Starstalker. The long-missing Serke voidship. Here! But that could not be. It had to be hidden in-system back ... Maybe. And maybe it had been waiting for her to show, and had pulled out while she was preoccupied.
She sent ghosts skipping across the void, felt them rebound. Starstalker was bound by suppressor fields as powerful as those shielding Kublin's headquarters. The voidship bristled with technological armaments.
She did not waste a second. She summoned the system's great black and hurled it. Starstalker's suppressor fields bowed, but held. A trickle of silth distress leaked into the otherworld.
Marika overcame the great black's reluctance and slammed it in again, harder. Starstalker's fields creaked. Panic radiated from the voidship, from the orbiting alien derelict. Marika pressed harder still, and kept the entire Serke compliment preoccupied with resisting the great black while she pushed her darkship to one of the alien's locks. She touched Barlog. Go inside and kill Serke. They will be too preoccupied to defend themselves.
Barlog went. She stalked passages, firing short bursts at Serke sisters, and exchanged shots with a pawful of unskilled rogues not directly involved in resisting Marika's assault.
Each silth slain weakened Serke resistance to the great black. It was now clear that the suppressors would hold only while the Serke supported them by pushing at the black themselves.
The Mistress aboard Starstalker panicked. She broke away, abandoning her sisters aboard the alien. Marika touched Barlog. Take care. Starstalker is running. I must pursue. But once Starstalker pulled away it no longer lent suppressor protection to those aboard the alien. Marika flung a pawful of lesser ghosts into the starship's passageways.
But then Starstalker, under lessened pressure from the great black, opened fire with its brethren-type weapons and forced Marika to dodge while it ducked into the Up-and-Over on a line she could not calculate. In parting, the voidship dispatched a covey of rockets toward the alien.
Marika could not stop them all.
She threw her darkship toward the alien, flinging a touch ahead. Barlog! Are you there?
Barlog could not respond. She was not silth.
Marika snatched a ghost and sent it inside. She found Barlog trapped in a damaged sector, still alive, but unlikely to remain so for long if not helped. She sped an enraged promise of damnation after Starstalker, a promise to end its tale.
She took the voidship in hard, quickly, and sought a lock through which she could enter. The first few she examined were damaged beyond use.
Inside. She raced along metal corridors, climbed ladders that rang beneath her boots, skipped past dead meth, flung ghosts this way and that, searching out safe pathways ...
She arrived too late.
Barlog lay sandwiched between buckled plates of steel.
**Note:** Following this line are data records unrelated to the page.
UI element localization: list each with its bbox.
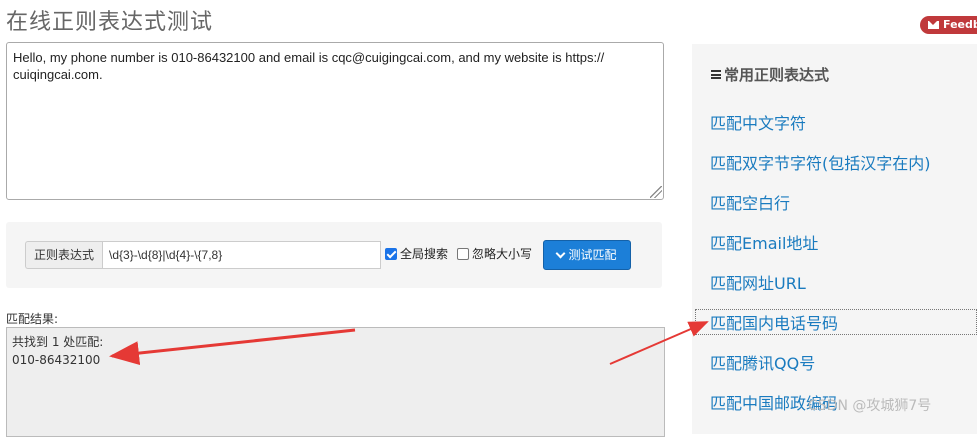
mail-icon: [928, 21, 939, 29]
result-box: 共找到 1 处匹配: 010-86432100: [6, 327, 665, 437]
regex-addon-label: 正则表达式: [25, 241, 102, 269]
resize-grip-icon[interactable]: [650, 186, 662, 198]
link-phone-number[interactable]: 匹配国内电话号码: [695, 309, 977, 335]
regex-search-panel: 正则表达式 全局搜索 忽略大小写 测试匹配: [6, 222, 662, 288]
test-match-button[interactable]: 测试匹配: [543, 240, 631, 270]
regex-input[interactable]: [102, 241, 381, 269]
sidebar-title: 常用正则表达式: [711, 64, 829, 85]
link-chinese-chars[interactable]: 匹配中文字符: [710, 110, 806, 134]
feedback-button[interactable]: Feedb: [920, 16, 977, 34]
link-qq-number[interactable]: 匹配腾讯QQ号: [710, 350, 815, 374]
result-summary: 共找到 1 处匹配:: [12, 335, 104, 349]
test-match-label: 测试匹配: [568, 248, 617, 262]
ignore-case-checkbox[interactable]: 忽略大小写: [457, 247, 532, 262]
link-double-byte-chars[interactable]: 匹配双字节字符(包括汉字在内): [710, 150, 931, 174]
global-search-checkbox[interactable]: 全局搜索: [385, 247, 448, 262]
sidebar-title-text: 常用正则表达式: [724, 66, 830, 84]
chevron-down-icon: [556, 248, 566, 259]
feedback-label: Feedb: [943, 18, 977, 31]
watermark: CSDN @攻城狮7号: [808, 398, 932, 414]
checkbox-checked-icon[interactable]: [385, 248, 397, 260]
source-text-area[interactable]: Hello, my phone number is 010-86432100 a…: [6, 42, 664, 200]
list-icon: [711, 70, 721, 79]
source-text: Hello, my phone number is 010-86432100 a…: [13, 50, 605, 82]
checkbox-unchecked-icon[interactable]: [457, 248, 469, 260]
result-label: 匹配结果:: [6, 312, 59, 326]
link-email[interactable]: 匹配Email地址: [710, 230, 818, 254]
link-url[interactable]: 匹配网址URL: [710, 270, 806, 294]
ignore-case-label: 忽略大小写: [472, 247, 533, 261]
global-search-label: 全局搜索: [400, 247, 449, 261]
common-regex-sidebar: 常用正则表达式 匹配中文字符 匹配双字节字符(包括汉字在内) 匹配空白行 匹配E…: [692, 44, 977, 434]
result-match: 010-86432100: [12, 353, 101, 367]
link-blank-line[interactable]: 匹配空白行: [710, 190, 790, 214]
page-title: 在线正则表达式测试: [6, 10, 214, 35]
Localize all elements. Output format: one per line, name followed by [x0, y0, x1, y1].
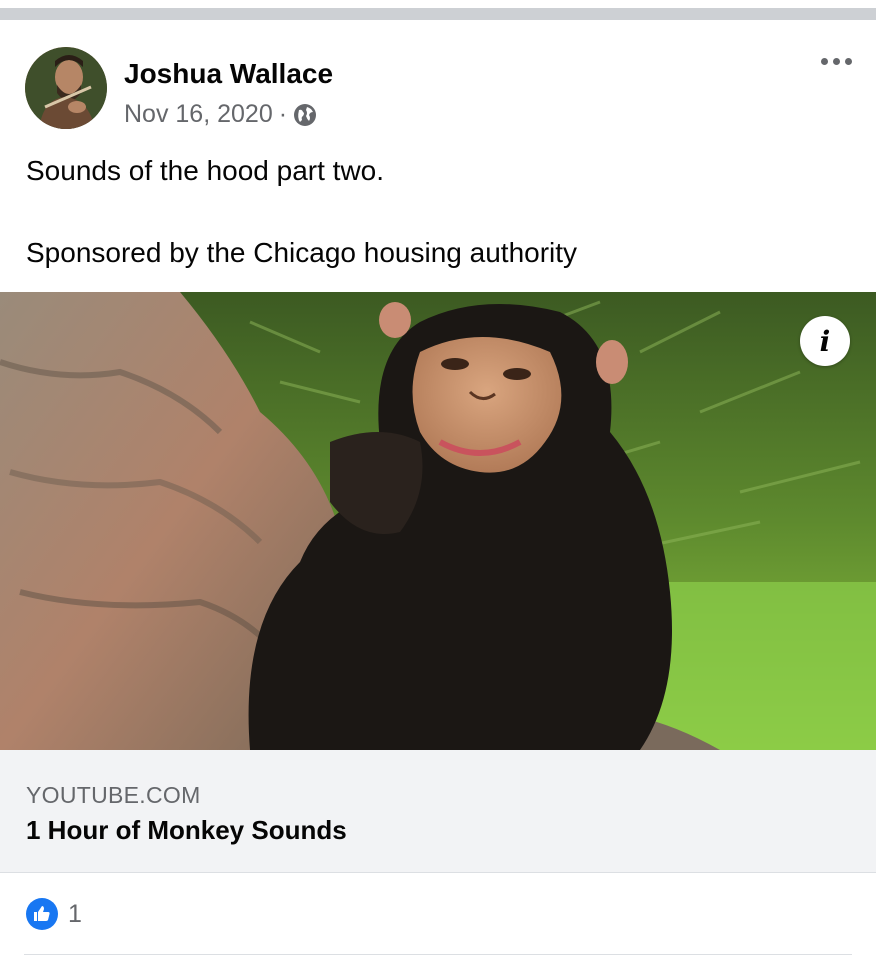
like-count[interactable]: 1: [68, 900, 82, 929]
avatar-image: [25, 47, 107, 129]
separator-bar: [0, 8, 876, 20]
reactions-summary[interactable]: 1: [26, 898, 82, 930]
more-dot: [821, 58, 828, 65]
chimpanzee-image: [0, 292, 876, 750]
link-title[interactable]: 1 Hour of Monkey Sounds: [26, 815, 347, 846]
post-text: Sounds of the hood part two. Sponsored b…: [26, 155, 578, 268]
author-name[interactable]: Joshua Wallace: [124, 58, 333, 90]
like-icon: [26, 898, 58, 930]
top-separator: [0, 0, 876, 20]
link-preview[interactable]: YOUTUBE.COM 1 Hour of Monkey Sounds: [0, 750, 876, 873]
info-icon[interactable]: i: [800, 316, 850, 366]
post-meta: Nov 16, 2020 ·: [124, 100, 317, 129]
globe-icon[interactable]: [293, 103, 317, 127]
author-avatar[interactable]: [25, 47, 107, 129]
more-dot: [845, 58, 852, 65]
link-domain: YOUTUBE.COM: [26, 782, 201, 808]
thumbs-up-glyph: [34, 906, 50, 921]
meta-separator: ·: [278, 100, 288, 128]
more-options-icon[interactable]: [821, 58, 852, 65]
link-preview-image[interactable]: i: [0, 292, 876, 750]
post-date[interactable]: Nov 16, 2020: [124, 100, 273, 129]
more-dot: [833, 58, 840, 65]
bottom-divider: [24, 954, 852, 955]
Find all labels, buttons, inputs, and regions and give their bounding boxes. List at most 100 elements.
She screamed when Marika tried to shift the weight. Marika screamed with her, cursing the All. There was nothing she could do. She did not have a healer sister's skills. She had not taken time to learn them. None of her bath had the talent.
She settled down and gripped Barlog's paw. Over and over she apologized. "I'm sorry, Barlog, that I brought you to this end."
Barlog replied, "Do not blame yourself, Marika. I chose. Grauel and I both chose. You gave us a chance to return home. We chose not to go. It has been a long life filled with wonders no Degnan ever dreamed of. By rights none of us should have survived the invasion of the Ponath. So we cannot complain. We had many borrowed years. Our deaths have been honorable, and we will be recalled as long as Marika is recalled, for were we not her right and left paws, her shadows in the lights of Biter and Chaser?"